Des nouveaux réflexes à acquérir pour les urgentistes

Laurence Sztulman, médecin urgentiste à Paris, travaillait chez les sapeurs pompiers lors des attentats de Charlie Hebdo et de l’Hyper Casher, elle a aussi fait partie des premières personnes arrivées au Bataclan après l’attaque du 13 novembre 2015. Elle explique comme

« Habituellement, quand vous intervenez, c’est toujours en zone sécurisée. Même si c’est un train qui a déraillé, les pompiers ont sécurisé la zone. Là, il y a un attentat, et un risque de sur-attentat, c’est à dire une deuxième attaque qui peut survenir dans les minutes ou les heures qui suivent« . Donc « En cas d’attentat, les réflexes des urgentistes doivent être complètement différents« 

Le premier réflexe est donc de vérifier que l’on est en sécurité ; le deuxième de faire le tri entre les blessés.

« Mais moi je suis médecin, si je vois un blessé j’ai envie de l’aider » s’inquiète une participante. « Je sais que c’est compliqué, répond Laurence Sztulman, mais pendant que vous soignez cette personne, il y en a peut-être d’autres qui auraient davantage besoin de vous et qui restent sans soin » .

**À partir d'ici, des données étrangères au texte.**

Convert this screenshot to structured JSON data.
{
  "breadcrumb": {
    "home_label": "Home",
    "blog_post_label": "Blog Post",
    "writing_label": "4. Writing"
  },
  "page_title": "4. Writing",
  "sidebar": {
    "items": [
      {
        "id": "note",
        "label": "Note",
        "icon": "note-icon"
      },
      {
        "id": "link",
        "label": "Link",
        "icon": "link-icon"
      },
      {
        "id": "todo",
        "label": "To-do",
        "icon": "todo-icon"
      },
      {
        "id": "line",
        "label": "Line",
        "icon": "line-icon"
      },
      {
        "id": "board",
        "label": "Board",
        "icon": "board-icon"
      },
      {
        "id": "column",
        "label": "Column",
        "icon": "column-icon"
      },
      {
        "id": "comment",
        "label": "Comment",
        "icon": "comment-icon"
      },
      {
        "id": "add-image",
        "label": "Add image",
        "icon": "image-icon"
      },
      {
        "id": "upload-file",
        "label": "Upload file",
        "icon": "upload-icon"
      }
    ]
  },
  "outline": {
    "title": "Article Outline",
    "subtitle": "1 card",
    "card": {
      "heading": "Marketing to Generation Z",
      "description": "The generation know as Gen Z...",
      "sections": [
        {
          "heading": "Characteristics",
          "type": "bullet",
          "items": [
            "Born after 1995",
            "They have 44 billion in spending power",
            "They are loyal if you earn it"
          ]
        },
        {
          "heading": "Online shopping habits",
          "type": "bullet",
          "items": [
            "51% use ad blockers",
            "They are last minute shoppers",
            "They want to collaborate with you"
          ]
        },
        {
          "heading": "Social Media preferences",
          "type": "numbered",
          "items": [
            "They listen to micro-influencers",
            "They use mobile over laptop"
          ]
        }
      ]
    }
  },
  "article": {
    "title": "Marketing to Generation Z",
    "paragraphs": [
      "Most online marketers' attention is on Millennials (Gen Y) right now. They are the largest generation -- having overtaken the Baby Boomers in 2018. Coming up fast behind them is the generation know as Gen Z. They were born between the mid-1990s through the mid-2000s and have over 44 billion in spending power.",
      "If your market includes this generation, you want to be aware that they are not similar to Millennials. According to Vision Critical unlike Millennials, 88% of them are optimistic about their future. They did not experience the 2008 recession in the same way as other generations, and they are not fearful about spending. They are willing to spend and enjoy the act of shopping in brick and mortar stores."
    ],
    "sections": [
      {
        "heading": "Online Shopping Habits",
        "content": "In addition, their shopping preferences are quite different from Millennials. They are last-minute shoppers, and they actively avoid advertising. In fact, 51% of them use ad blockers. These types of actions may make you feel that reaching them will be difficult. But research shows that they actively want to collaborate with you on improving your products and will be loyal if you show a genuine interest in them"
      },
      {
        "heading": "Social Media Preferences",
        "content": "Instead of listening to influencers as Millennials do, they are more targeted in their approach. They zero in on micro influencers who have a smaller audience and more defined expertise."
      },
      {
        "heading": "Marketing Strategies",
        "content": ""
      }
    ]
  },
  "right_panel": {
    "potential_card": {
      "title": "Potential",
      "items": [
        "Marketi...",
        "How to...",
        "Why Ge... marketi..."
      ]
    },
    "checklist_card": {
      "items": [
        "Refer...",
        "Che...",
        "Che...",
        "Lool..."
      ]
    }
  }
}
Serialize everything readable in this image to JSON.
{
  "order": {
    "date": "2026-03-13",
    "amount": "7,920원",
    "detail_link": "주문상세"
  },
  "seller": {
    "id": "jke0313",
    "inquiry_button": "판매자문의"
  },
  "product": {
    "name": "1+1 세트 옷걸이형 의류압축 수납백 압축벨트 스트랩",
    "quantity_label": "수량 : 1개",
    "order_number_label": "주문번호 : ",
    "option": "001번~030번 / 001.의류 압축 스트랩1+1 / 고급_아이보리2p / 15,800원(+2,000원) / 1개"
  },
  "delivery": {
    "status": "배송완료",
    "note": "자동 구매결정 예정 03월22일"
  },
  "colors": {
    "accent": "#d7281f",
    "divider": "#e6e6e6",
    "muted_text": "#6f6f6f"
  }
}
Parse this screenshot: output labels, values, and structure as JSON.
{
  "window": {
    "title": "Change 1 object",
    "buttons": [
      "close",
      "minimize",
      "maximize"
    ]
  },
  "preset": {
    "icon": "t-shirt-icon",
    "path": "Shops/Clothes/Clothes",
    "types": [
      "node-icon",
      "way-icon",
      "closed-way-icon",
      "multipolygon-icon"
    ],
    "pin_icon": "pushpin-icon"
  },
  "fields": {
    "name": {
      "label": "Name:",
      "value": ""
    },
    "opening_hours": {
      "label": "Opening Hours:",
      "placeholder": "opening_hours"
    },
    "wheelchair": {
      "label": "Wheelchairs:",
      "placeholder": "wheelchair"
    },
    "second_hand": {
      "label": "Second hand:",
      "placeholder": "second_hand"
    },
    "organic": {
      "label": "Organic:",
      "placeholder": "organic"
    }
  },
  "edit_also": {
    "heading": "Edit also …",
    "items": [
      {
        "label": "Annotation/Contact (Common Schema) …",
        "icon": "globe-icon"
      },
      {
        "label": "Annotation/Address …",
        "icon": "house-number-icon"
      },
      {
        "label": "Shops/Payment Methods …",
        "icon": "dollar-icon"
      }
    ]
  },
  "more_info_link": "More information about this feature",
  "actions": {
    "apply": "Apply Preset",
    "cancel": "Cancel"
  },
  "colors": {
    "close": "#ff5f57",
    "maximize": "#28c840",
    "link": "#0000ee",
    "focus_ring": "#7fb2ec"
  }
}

Médecine de guerre et différents gestes de premiers secours

Les gestes de premiers soins eux même sont complètement différents; comme expliqué par un des formateurs, le docteur Antoine Pierantoni urgentiste à la clinique des Cèdres :

« Clairement, c’est une médecine de guerre qu’on est en train d’apprendre. Et ça c’est nouveau »pas de massages cardiaques, mais des garrots et des couvertures de survies.

Des formations régulières pour tous les professionnels

Cette médecine de guerre appliquée aux situations d’attentats va aussi désormais faire partie du cursus des étudiants en médecine.

Cette formation a été organisée par la clinique des Cèdres suite à la demande de nombreux médecins et d’autres sessions seront organisées dans les prochains mois.

« C’est essentiel, ce genre de formation, explique Laurence Sztulman. A Paris, nous sommes très bien formés, suite aux nombreux attentats mais il faut que ça se développe dans toute la France« .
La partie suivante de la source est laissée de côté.